If you want to squeeze even more value out of your blog real estate, and you want to provide more information to satisfy voracious blog readers, resist the urge to overstuff your blog — instead, link to related posts. You can do this contextually — that is, hyperlinking text in a sentence — or you can call out articles for further reading at the end of your blog. You can even do both of these things in the same blog post. I promise the blog police won’t arrest you for it. In fact, linking to other posts that you wrote AND linking to posts that other people have written on a topic can be really fantastic for your SEO.
4. Format for easy reading
Most people skim blogs more than they read them. Formatting your posts to facilitate skimming — that is, making your major points stand out visually — is a smart thing to do, especially for technical or complex topics.

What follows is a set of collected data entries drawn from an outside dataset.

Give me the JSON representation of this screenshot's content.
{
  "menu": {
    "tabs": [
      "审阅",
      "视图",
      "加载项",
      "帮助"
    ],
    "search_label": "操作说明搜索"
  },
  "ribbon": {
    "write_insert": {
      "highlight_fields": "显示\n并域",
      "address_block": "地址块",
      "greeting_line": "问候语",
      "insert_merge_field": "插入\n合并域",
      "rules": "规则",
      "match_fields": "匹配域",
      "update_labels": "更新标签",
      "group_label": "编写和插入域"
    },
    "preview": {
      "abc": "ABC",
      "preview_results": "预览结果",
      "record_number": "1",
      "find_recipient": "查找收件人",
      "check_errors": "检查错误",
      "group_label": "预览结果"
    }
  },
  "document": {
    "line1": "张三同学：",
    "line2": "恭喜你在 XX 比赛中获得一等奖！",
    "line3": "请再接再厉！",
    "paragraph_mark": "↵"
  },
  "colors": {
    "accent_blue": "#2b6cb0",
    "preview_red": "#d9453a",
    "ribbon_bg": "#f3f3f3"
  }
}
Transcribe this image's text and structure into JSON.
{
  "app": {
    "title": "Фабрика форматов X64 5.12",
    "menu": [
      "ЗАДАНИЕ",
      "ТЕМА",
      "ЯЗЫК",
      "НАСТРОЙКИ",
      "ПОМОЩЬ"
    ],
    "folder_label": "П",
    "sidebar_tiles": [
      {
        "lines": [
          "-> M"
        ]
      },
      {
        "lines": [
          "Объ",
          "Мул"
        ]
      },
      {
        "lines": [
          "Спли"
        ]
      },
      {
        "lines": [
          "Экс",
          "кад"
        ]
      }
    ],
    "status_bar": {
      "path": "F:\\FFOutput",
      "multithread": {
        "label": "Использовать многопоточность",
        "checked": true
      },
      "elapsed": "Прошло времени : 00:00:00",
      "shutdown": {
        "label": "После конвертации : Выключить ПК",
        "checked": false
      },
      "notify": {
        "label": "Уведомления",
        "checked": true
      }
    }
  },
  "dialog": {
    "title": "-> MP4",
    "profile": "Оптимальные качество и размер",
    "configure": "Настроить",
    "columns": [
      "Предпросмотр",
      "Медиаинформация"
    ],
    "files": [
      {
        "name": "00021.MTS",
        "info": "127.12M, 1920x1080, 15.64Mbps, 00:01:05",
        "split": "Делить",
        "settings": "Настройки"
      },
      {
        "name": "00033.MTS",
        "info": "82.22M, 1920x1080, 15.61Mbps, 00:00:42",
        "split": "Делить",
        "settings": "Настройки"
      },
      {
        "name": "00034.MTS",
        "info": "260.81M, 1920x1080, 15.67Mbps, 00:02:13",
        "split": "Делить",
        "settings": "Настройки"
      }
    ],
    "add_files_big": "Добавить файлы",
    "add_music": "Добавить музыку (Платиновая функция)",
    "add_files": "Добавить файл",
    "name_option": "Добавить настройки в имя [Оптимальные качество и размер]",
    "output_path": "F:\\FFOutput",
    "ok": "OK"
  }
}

Your headline and sub-headlines should tell a compelling story in and of themselves, but they should also encourage the reader to read the content underneath. For example, in this post about how to use content to improve the customer experience, each sub-headline is one clear reason why content should be factored into the customer experience — but each sub-headline also prompts the reader to read the content to learn the “why” and “how.”
Use bullets and numbers to make individual points and give step-by-step instructions. Also, indent sections of your blog post to call them out as important.
Utilize white space to give your readers’ eyes a rest and colors to draw attention to important sections.
Keep paragraphs short to make the content easier to read.
5. Use expressive language
Take a note from the world of fiction writing and bring the senses into your blog post.
Especially with technical topics, it’s easy to fall into writing in a monotonous voice. Liven up your blog post with language that captures attention through the five senses and/or by evoking emotion.
Does the car have great shock absorption or is it “a smooth ride?” Is your accounting service reliable, or is it “faithfully accountable?” Are your glow-in-the-dark t-shirts pretty, or are they “luminous?” Okay, that last example might be a little bit literal — but you get the point. Evocative language, used judiciously, can make a bland topic come alive.
These five tips should help you improve your blog post writing when you are covering technical or complicated topics. For further reading, I also found this post from Copyblogger writer Yael Grauer fantastic if you are interviewing an expert on a complex subject.